Ten minutes later, seated at a trestle table in the rustic dining hall downstairs, sipping some surprisingly kick-ass chai in lieu of coffee, Dr. Oliver described the sequence of events that had transformed him from a jacket-and-tie psychologist to a pajama-wearing guru. It included a pilgrimage to the East (no mention of the Mountain Project debacle), a blinding flash of enlightenment, and subsequent years of study and meditation at the bare or sandaled feet of various spiritual teachers, the last of whom ordered him to return to the West to pass on the wisdom he had gained.
He then gave them a brief outline of the two-week training currently under way. The first week had consisted largely of breaking down the trainees’ baseline assumptions and ego structures.
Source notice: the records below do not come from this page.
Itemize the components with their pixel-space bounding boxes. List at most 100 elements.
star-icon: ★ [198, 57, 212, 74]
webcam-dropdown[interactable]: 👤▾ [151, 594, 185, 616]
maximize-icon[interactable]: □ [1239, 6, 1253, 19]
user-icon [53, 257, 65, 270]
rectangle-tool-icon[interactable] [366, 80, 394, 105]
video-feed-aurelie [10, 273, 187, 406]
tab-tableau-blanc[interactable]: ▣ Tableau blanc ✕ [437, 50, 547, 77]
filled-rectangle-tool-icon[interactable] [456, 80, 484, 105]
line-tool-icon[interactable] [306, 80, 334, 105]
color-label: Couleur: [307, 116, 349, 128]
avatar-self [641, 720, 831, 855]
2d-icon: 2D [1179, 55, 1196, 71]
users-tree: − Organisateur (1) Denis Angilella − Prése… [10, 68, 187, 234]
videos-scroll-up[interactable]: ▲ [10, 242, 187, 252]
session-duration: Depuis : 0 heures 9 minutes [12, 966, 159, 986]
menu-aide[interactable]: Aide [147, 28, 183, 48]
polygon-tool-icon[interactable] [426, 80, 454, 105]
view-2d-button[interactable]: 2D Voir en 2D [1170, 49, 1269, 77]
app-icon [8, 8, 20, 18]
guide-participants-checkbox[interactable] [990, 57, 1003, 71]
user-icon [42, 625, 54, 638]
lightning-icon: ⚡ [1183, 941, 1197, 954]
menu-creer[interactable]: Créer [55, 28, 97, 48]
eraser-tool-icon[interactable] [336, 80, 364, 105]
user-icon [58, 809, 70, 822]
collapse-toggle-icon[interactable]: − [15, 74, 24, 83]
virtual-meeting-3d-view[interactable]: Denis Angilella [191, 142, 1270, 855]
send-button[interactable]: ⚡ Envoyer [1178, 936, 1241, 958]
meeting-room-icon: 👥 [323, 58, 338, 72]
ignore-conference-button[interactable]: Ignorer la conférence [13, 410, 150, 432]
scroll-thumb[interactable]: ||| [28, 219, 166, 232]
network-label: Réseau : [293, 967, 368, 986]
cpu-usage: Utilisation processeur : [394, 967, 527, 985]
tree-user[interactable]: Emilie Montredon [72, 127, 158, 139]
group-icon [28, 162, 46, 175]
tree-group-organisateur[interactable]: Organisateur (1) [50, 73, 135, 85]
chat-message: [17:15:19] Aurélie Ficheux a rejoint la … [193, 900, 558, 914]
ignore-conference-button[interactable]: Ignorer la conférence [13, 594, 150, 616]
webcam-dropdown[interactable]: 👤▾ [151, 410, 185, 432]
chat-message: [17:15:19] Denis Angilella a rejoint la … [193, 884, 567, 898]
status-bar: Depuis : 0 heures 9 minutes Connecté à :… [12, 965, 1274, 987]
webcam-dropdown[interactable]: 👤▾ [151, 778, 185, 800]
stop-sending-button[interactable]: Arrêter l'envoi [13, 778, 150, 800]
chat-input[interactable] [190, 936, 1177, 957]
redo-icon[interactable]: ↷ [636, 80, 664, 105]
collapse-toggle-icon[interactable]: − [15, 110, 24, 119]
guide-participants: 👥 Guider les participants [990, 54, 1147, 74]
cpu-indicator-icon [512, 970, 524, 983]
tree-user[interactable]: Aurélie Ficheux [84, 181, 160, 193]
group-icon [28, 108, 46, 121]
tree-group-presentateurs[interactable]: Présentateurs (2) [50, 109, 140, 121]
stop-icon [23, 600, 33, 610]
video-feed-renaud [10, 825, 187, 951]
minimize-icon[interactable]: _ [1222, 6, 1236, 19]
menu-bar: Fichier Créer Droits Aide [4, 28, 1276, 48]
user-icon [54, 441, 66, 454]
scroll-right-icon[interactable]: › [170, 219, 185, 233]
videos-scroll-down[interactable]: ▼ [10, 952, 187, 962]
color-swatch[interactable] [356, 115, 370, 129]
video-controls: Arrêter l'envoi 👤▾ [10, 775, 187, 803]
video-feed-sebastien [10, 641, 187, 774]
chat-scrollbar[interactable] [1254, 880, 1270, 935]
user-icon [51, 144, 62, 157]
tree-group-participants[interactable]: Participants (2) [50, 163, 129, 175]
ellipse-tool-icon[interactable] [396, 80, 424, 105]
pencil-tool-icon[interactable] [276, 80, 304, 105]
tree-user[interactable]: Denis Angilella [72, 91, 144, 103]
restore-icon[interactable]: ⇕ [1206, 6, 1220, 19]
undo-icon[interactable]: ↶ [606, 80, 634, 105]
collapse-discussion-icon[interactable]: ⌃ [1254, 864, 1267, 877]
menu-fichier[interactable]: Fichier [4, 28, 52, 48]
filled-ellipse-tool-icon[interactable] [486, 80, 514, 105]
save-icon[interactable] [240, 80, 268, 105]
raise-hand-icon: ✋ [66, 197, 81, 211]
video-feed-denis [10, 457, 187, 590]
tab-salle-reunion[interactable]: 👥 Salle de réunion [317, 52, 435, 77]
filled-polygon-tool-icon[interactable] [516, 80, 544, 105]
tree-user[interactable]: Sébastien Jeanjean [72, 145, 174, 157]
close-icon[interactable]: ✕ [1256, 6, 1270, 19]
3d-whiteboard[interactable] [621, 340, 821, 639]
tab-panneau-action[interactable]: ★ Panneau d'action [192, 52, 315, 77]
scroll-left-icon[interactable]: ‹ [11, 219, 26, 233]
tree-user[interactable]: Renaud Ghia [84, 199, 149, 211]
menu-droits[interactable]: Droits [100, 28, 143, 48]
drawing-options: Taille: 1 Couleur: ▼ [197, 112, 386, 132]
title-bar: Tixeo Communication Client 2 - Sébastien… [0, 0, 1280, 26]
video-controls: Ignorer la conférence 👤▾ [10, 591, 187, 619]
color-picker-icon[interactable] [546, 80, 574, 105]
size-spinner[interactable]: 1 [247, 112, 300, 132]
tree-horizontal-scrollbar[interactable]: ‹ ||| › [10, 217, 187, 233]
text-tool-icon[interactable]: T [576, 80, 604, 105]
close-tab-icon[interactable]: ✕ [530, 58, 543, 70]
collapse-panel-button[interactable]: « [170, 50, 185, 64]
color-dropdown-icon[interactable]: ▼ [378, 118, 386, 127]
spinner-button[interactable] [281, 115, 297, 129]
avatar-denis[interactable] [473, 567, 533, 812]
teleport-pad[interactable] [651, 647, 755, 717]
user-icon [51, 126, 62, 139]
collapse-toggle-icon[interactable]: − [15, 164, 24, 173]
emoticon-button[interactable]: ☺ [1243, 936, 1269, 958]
This evening’s ceremony marked the turning point, then the second week would be concerned with building up healthier, spiritually oriented human beings.
And no, he told them in response to their request, he would not give them permission to observe the ceremony tonight-dramatic pause-but he would be willing to let them participate in the ceremony, if they agreed to sign waivers and let him vet anything they might write about himself or the institute or the training.
Skip jumped at the offer so eagerly that Pender was afraid he might have given them away. No real journalist would have even considered allowing a subject the equivalent of a filmmaker’s final cut.
But Oliver didn’t appear to have noticed anything amiss. He would have one of his assistants draw up an interim agreement and prepare the requisite waivers for them to sign before the ceremony, he told them. “Until then, feel free to explore our beautiful surroundings, have a soak in the world-famous hot springs. Myself, I’m going back to my cabin for my midafternoon ‘horizontal meditation,’” he added, winking broadly and bracketing the last two words with two-finger quotation marks, in case they hadn’t figured out that he was going down for a nap.